Pete Brown - 02 December 2011

A couple weekends back, I was giving a talk on the .NET Gadgeteer, and spoke about the support for Potentiometers. Unlike some of the other modules, a potentiometer (like the volume knob on a stereo) varies so much in use that you wouldn't want to raise an event for every little change. The solution in electronics is typically to poll the pot to find its current value.

Similar situations exist in XAML binding. Consider a scrollbar or slider. You may not want to send update notifications to the binding system for every micro movement of the slider as the user is sliding it from one side of the screen to the other. Instead, you may want to update only after a delay.

<Window x:Class="WpfBindingDelay.MainWindow"
xmlns="http://schemas.microsoft.com/winfx/2006/xaml/presentation"
xmlns:x="http://schemas.microsoft.com/winfx/2006/xaml"
Title="MainWindow" Height="350" Width="525">
<Grid>
<StackPanel>
<Slider x:Name="ValueSlider"
Minimum="0" Maximum="100"
Margin="20" Height="25"
Value="{Binding ElementName=ValueText, Delay=500, Path=Text, Mode=TwoWay}" />
<TextBox x:Name="ValueText" Text="50"
Width="100" Height="50" FontSize="20"
HorizontalAlignment="Center" />

</StackPanel>

</Grid>
</Window>

The delay time is specified in milliseconds. In this case, I've specified 500ms (1/2 second) after the last update, to make the delay really obvious. This isn't a polling interval; the timer kicks in when you stop making changes. Normally you wouldn't use a value as large as 500, of course :)

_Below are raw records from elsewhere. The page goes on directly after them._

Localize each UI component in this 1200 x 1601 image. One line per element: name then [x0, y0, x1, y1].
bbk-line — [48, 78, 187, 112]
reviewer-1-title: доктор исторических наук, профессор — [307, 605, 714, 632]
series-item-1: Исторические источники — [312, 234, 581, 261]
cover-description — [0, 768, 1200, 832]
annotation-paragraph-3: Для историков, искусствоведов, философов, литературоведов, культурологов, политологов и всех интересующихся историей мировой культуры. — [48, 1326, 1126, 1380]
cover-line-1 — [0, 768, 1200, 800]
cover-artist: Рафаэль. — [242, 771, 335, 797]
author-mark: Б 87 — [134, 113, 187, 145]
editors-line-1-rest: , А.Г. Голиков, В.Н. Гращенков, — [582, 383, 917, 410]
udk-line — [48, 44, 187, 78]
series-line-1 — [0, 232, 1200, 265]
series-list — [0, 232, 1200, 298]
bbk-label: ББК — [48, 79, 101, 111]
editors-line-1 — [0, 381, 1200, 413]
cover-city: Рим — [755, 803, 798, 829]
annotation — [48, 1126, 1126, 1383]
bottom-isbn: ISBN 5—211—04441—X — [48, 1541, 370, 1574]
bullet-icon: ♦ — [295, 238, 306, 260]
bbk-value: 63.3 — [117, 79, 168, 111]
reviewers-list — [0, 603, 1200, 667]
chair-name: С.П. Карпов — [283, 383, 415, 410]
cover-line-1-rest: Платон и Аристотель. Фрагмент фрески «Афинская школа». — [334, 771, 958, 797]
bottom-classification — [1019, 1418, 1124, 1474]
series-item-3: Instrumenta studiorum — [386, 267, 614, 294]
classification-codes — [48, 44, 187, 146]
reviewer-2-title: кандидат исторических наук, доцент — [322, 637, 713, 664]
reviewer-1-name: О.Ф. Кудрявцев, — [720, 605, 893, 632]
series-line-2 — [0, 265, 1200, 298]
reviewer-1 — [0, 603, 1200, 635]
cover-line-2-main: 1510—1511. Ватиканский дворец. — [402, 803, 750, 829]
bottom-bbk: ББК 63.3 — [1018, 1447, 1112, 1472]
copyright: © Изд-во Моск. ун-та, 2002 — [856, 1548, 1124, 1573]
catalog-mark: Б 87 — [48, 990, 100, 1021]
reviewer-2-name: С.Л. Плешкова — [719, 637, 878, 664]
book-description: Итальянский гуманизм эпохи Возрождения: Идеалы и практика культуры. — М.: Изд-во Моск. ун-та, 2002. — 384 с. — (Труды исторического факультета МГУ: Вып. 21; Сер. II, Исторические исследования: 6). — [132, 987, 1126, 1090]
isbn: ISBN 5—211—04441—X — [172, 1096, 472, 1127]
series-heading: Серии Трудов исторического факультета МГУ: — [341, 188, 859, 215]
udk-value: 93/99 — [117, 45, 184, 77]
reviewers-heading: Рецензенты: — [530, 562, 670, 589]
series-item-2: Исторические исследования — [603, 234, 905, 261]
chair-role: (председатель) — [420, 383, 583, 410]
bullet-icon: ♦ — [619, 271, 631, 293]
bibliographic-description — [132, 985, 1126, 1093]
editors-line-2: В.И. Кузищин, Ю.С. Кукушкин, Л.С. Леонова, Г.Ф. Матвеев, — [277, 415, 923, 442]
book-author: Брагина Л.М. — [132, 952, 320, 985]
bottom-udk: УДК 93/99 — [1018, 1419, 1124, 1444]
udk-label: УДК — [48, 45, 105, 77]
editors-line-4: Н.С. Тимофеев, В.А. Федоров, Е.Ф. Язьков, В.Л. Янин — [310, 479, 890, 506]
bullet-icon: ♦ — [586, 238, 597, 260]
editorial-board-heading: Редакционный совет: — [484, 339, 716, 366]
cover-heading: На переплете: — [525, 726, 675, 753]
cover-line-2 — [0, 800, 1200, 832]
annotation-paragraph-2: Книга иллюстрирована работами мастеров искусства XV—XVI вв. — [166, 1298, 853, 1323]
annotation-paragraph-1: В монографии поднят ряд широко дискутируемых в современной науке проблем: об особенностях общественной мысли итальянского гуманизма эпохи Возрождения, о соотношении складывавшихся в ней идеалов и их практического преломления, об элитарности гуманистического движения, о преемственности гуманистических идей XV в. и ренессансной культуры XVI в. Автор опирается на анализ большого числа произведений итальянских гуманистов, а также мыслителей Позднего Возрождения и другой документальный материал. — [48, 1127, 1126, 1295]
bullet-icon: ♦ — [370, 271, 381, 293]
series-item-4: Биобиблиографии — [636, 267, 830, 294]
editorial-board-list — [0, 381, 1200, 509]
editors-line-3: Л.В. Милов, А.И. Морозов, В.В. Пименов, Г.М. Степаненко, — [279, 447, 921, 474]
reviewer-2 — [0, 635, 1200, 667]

Where you put the delay also has an impact. For example, if you bound the two controls together inside the TextBox's Text property and put the delay there, it wouldn't affect slider changes, only changes to the value typed into the TextBox.

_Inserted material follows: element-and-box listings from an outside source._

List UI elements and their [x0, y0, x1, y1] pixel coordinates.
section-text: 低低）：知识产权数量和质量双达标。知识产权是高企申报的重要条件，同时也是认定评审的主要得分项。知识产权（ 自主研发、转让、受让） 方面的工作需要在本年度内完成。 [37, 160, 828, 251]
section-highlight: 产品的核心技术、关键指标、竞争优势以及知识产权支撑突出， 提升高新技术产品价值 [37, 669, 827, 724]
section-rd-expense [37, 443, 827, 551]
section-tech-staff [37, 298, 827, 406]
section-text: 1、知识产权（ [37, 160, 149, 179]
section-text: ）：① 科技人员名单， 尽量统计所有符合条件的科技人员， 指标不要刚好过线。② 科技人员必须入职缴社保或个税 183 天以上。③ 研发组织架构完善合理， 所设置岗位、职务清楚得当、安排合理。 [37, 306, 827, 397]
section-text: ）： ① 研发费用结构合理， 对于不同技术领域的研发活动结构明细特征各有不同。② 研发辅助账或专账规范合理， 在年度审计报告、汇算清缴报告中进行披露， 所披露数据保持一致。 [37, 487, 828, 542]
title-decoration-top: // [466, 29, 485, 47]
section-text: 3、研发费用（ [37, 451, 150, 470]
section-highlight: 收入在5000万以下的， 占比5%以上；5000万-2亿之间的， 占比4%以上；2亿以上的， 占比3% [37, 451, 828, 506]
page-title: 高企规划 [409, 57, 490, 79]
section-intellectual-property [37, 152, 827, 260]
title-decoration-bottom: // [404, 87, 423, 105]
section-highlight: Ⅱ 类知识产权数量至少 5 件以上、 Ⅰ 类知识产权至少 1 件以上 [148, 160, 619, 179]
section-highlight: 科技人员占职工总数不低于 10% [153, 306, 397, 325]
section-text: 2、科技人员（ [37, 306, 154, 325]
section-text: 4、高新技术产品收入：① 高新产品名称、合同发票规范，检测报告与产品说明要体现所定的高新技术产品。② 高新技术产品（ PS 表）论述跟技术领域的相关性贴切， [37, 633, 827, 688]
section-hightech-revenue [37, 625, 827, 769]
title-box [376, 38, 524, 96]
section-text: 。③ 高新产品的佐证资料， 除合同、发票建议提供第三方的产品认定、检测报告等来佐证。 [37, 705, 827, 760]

Another useful place for this is when binding to data in a TextBox where you want to catch incremental changes, but the cost (for example, a search) is somewhat expensive. In that case, you can wait for a slight pause, maybe 100ms between keystrokes, and perform your search then.

       
posted by Pete Brown on Friday, December 2, 2011
filed under:        

5 comments for “WPF 4.5: Adding a delay to your binding updates to reduce noise”

  1. Rohit Sharmasays:
    Or alternatively you could use Reactive Extension and apply Throttle, that is what we do for purposes such as keystroke based events, where you do not want to kick off search/calculation on every key stroke

    But nice to have it implemented on the UI, I am going to link to this article. Thanks for sharing.
  2. Josh Einsteinsays:
    That is a great addition. I would still love to see a feature of the Binding markup extension that allows you to specify a refresh interval. That way you could support binding to properties that cannot easily implement INotifyPropertyChanged. A canonical example would be a TotalPrice property of an Order object that is based upon many sub-objects and their properties.
  3. Milansays:
    Sure it's easy solvable pattern, but when it's built-in like this then we're talking about icing on the cake here.

    Adding similar niche features would make this UI framework top notch.

    I just hope it won't be killed after v4.5 or at least that all its good things will translate into WinRT XAML flavor.